When asked why the company never publicized the discontinuation, she explained that, "there are some issues we prefer to communicate directly to our customers."
Palmer & Cay said it discontinued the agreements due to the public perception that the fees are connected to unethical behavior. The broker said it knows of no circumstance in its business dealings where the fees affected its contract placements but felt it was in the best interest of full disclosure to discontinue the fees, adding, the "termination of these agreements is the right thing to do."
The acquisition brings 950 employees spread among 22 states and Washington, D.C., in 34 offices into the fold of Wachovia Insurance Services. Wachovia said that the purchase, terms of which were not released, would place the firm in the top 10 of insurance brokerage firms.
Marsh & McLennan, Aon, Willis, and Arthur J. Gallagher also have discontinued the commissions. The four major brokers have reached agreements to end state inquiries into the fees. The inquiries began last year when New York Attorney General Eliot Spitzer sued MMC for alleged abuses that involved steering and kickbacks in return for volume placed commissions.
Unlike the other four, Palmer & Cay's decision to terminate the fees was not in response to any investigation of its practices, according to a knowledgeable source, and there are no investigations taking place.

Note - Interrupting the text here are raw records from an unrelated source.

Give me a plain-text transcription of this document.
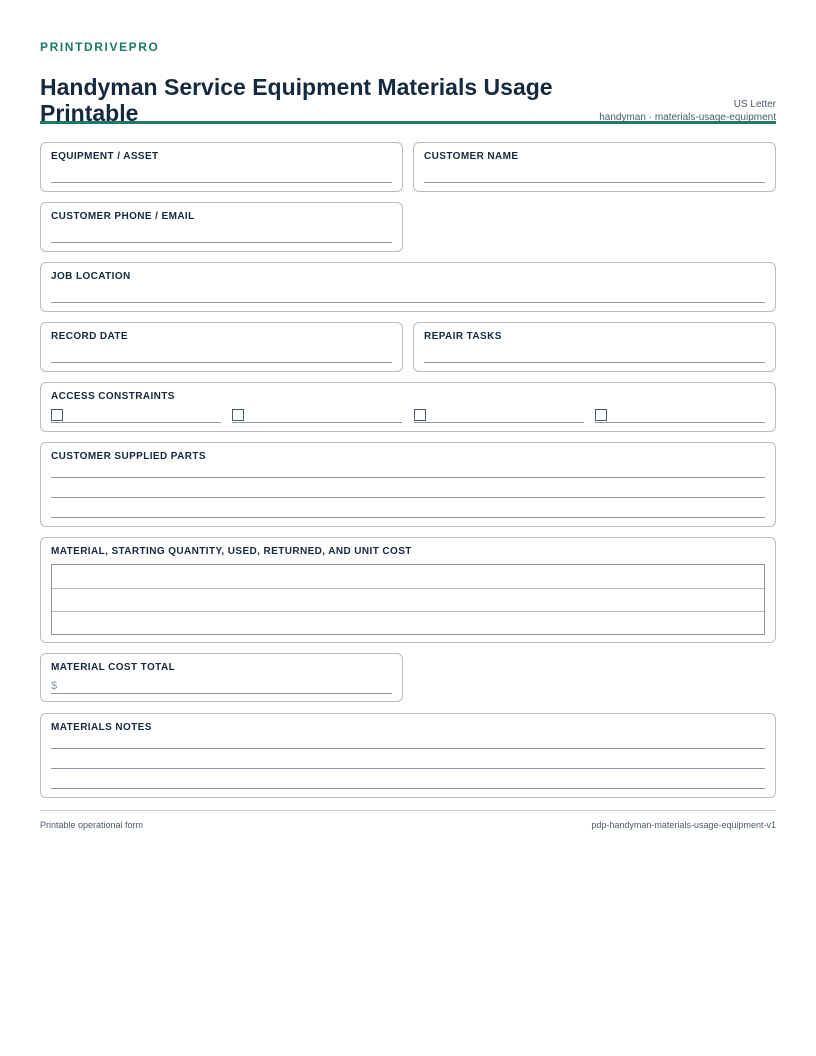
PRINTDRIVEPRO
Handyman Service Equipment Materials Usage Printable	US Letter
handyman · materials-usage-equipment
EQUIPMENT / ASSET	CUSTOMER NAME
CUSTOMER PHONE / EMAIL
JOB LOCATION
RECORD DATE	REPAIR TASKS
ACCESS CONSTRAINTS
CUSTOMER SUPPLIED PARTS
MATERIAL, STARTING QUANTITY, USED, RETURNED, AND UNIT COST
MATERIAL COST TOTAL
$
MATERIALS NOTES
Printable operational form	pdp-handyman-materials-usage-equipment-v1
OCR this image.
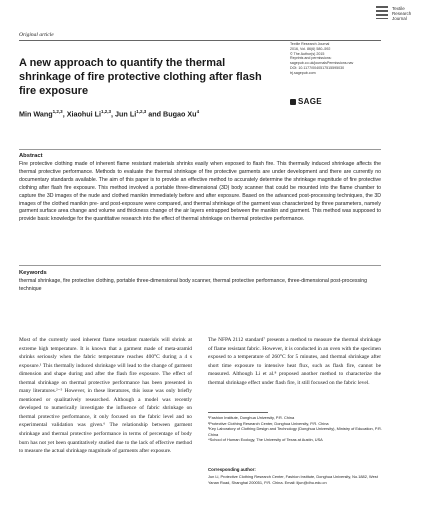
Textile
Research
Journal
Original article
A new approach to quantify the thermal shrinkage of fire protective clothing after flash fire exposure
Textile Research Journal
2016, Vol. 86(6) 580–592
© The Author(s) 2015
Reprints and permissions:
sagepub.co.uk/journalsPermissions.nav
DOI: 10.1177/0040517515595030
trj.sagepub.com
SAGE
Min Wang$^{1,2,3}$, Xiaohui Li$^{1,2,3}$, Jun Li$^{1,2,3}$ and Bugao Xu$^4$
Abstract
Fire protective clothing made of inherent flame resistant materials shrinks easily when exposed to flash fire. This thermally induced shrinkage affects the thermal protective performance. Methods to evaluate the thermal shrinkage of fire protective garments are under development and there are currently no documentary standards available. The aim of this paper is to provide an effective method to accurately determine the shrinkage magnitude of fire protective clothing after flash fire exposure. This method involved a portable three-dimensional (3D) body scanner that could be mounted into the flame chamber to capture the 3D images of the nude and clothed manikin immediately before and after exposure. Based on the advanced post-processing techniques, the 3D images of the clothed manikin pre- and post-exposure were compared, and thermal shrinkage of the garment was characterized by three parameters, namely garment surface area change and volume and thickness change of the air layers entrapped between the manikin and garment. This method was supposed to provide basic knowledge for the quantitative research into the effect of thermal shrinkage on thermal protective performance.
Keywords
thermal shrinkage, fire protective clothing, portable three-dimensional body scanner, thermal protective performance, three-dimensional post-processing technique
Most of the currently used inherent flame retardant materials will shrink at extreme high temperature. It is known that a garment made of meta-aramid shrinks seriously when the fabric temperature reaches 400°C during a 4 s exposure.¹ This thermally induced shrinkage will lead to the change of garment dimension and shape during and after the flash fire exposure. The effect of thermal shrinkage on thermal protective performance has been presented in many literatures.²⁻⁵ However, in these literatures, this issue was only briefly mentioned or qualitatively researched. Although a model was recently developed to numerically investigate the influence of fabric shrinkage on thermal protective performance, it only focused on the fabric level and no experimental validation was given.⁶ The relationship between garment shrinkage and thermal protective performance in terms of percentage of body burn has not yet been quantitatively studied due to the lack of effective method to measure the actual shrinkage magnitude of garments after exposure.
The NFPA 2112 standard⁷ presents a method to measure the thermal shrinkage of flame resistant fabric. However, it is conducted in an oven with the specimen exposed to a temperature of 260°C for 5 minutes, and thermal shrinkage after short time exposure to intensive heat flux, such as flash fire, cannot be measured. Although Li et al.⁸ proposed another method to characterize the thermal shrinkage effect under flash fire, it still focused on the fabric level.
¹Fashion Institute, Donghua University, P.R. China
²Protective Clothing Research Center, Donghua University, P.R. China
³Key Laboratory of Clothing Design and Technology (Donghua University), Ministry of Education, P.R. China
⁴School of Human Ecology, The University of Texas at Austin, USA
Corresponding author:
Jun Li, Protective Clothing Research Center, Fashion Institute, Donghua University, No.1882, West Yanan Road, Shanghai 200051, P.R. China. Email: lijun@dhu.edu.cn
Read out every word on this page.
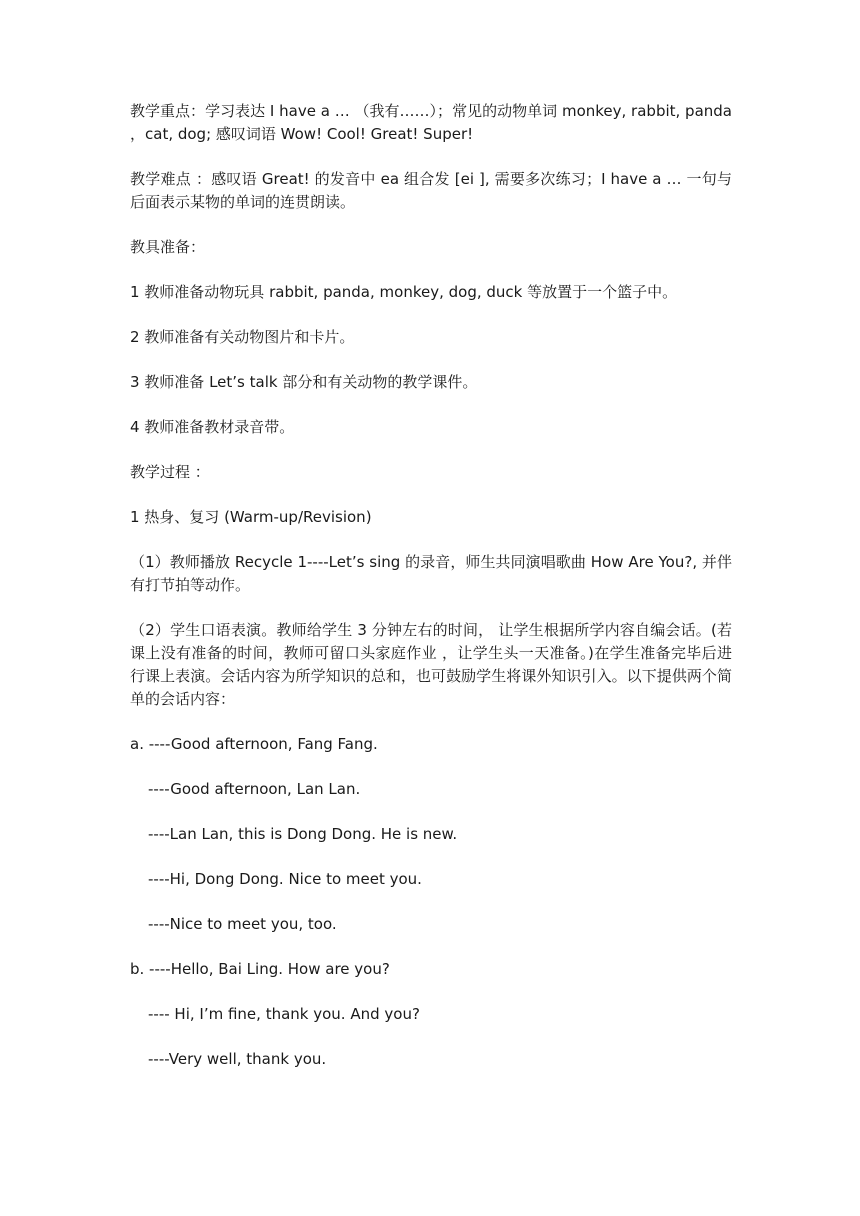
教学重点：学习表达 I have a … （我有……）；常见的动物单词 monkey, rabbit, panda ，cat, dog; 感叹词语 Wow! Cool! Great! Super!

教学难点 ：感叹语 Great! 的发音中 ea 组合发 [ei ], 需要多次练习；I have a … 一句与后面表示某物的单词的连贯朗读。

教具准备：

1 教师准备动物玩具 rabbit, panda, monkey, dog, duck 等放置于一个篮子中。

2 教师准备有关动物图片和卡片。

3 教师准备 Let’s talk 部分和有关动物的教学课件。

4 教师准备教材录音带。

教学过程 ：

1 热身、复习 (Warm-up/Revision)

（1）教师播放 Recycle 1----Let’s sing 的录音，师生共同演唱歌曲 How Are You?, 并伴有打节拍等动作。

（2）学生口语表演。教师给学生 3 分钟左右的时间， 让学生根据所学内容自编会话。(若课上没有准备的时间，教师可留口头家庭作业 ，让学生头一天准备。)在学生准备完毕后进行课上表演。会话内容为所学知识的总和，也可鼓励学生将课外知识引入。以下提供两个简单的会话内容：

a. ----Good afternoon, Fang Fang.

----Good afternoon, Lan Lan.

----Lan Lan, this is Dong Dong. He is new.

----Hi, Dong Dong. Nice to meet you.

----Nice to meet you, too.

b. ----Hello, Bai Ling. How are you?

---- Hi, I’m fine, thank you. And you?

----Very well, thank you.
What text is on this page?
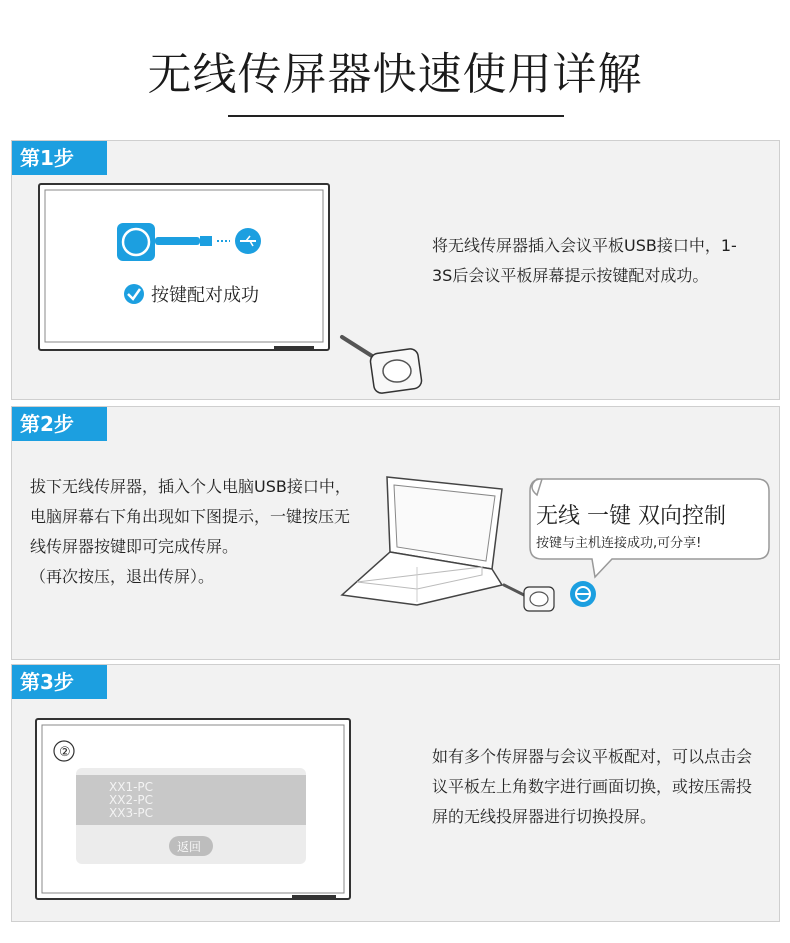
无线传屏器快速使用详解
第1步
按键配对成功
将无线传屏器插入会议平板USB接口中，1-3S后会议平板屏幕提示按键配对成功。
第2步
拔下无线传屏器，插入个人电脑USB接口中，电脑屏幕右下角出现如下图提示，一键按压无线传屏器按键即可完成传屏。
（再次按压，退出传屏）。
无线 一键 双向控制
按键与主机连接成功,可分享!
第3步
②
XX1-PC
XX2-PC
XX3-PC
返回
如有多个传屏器与会议平板配对，可以点击会议平板左上角数字进行画面切换，或按压需投屏的无线投屏器进行切换投屏。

The fees constituted between six and eight percent of its annual revenues, the firm said on its Web site.
Wachovia Insurance Services said that, with the Palmer & Cay merger, the division would generate more than $400 million in annual revenue with approximately 1,800 employees. As a whole, Wachovia Corporation for the first quarter of 2005 reported net income of $1.6 billion, or $1.01 a share, on revenues of $6.5 billion.